Kirmayer talks about a “habituation curve” we’ve climbed onto, and how it is forcing movies to become ever more chaotic and violent, to feed us the same adrenaline rush. My wife, an artist who never watches action movies, reacted with utter shock and misery at the absurdly violent scenes in the latest Batman film, while I could just about tolerate them.
But as I left the theater, which was being guarded by two cops, in case someone else decided to follow the Aurora script for how to go mad, I did have a creeping feeling that its violence had done me some kind of vague psychic harm. The little corners of irrationality that all of us have, the uncontrolled moments when we daydream and space out, seemed full of imagery that wasn’t good for me and might be worse for someone else—the way you might feel a little queasy after eating a bad oyster that could do real damage to someone with a weak immune system.

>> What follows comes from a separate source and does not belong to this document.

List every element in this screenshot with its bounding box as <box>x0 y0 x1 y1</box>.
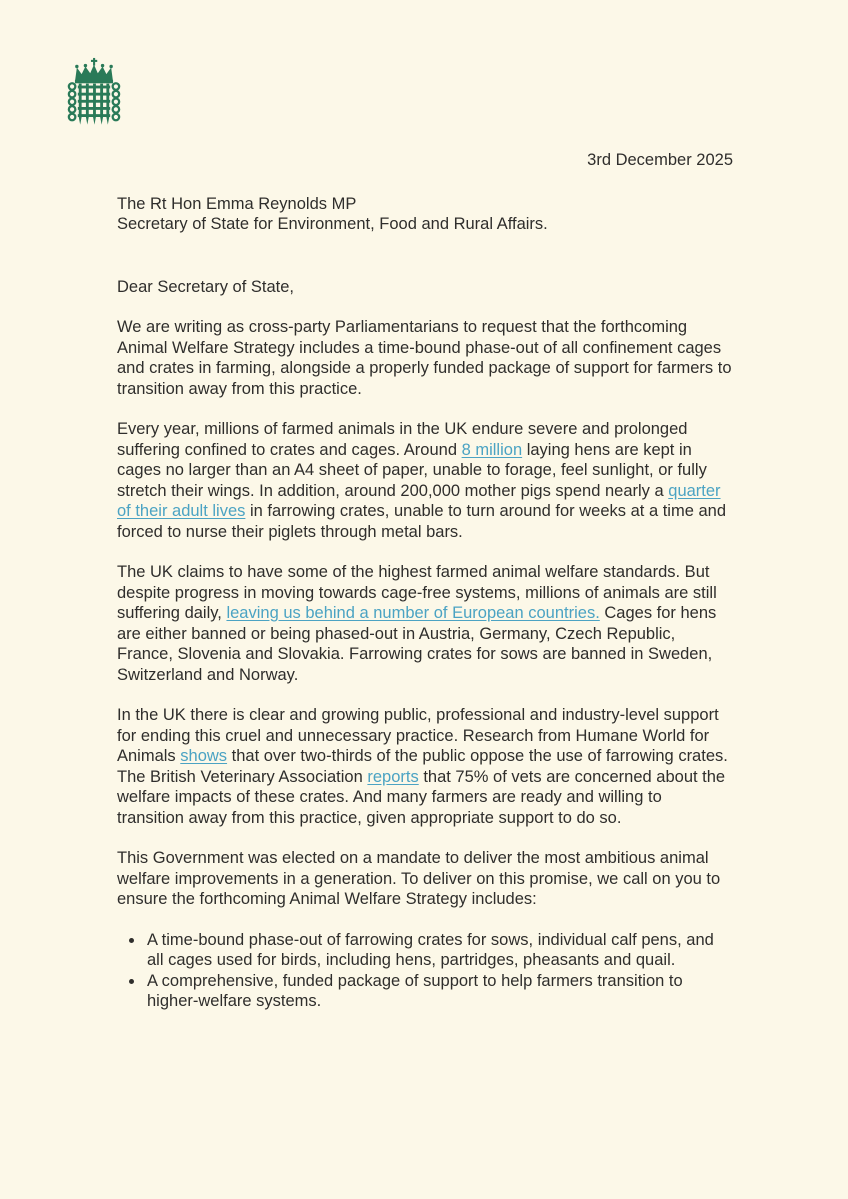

I’m not suggesting we should censor Hollywood. But the industry’s producers and directors, and we consumers of their goods, could decide to do without the kinds of art that may have helped Holmes go madder than he needed to, and that maybe keep the rest of us a tiny bit off-kilter. This is something we collectively have utter control over: we can have a different culture just by making it so, and change ourselves and our kids in the process. Holmes could have felt the urge to punch out a few strangers on a street corner, instead of casting himself as a supervillain.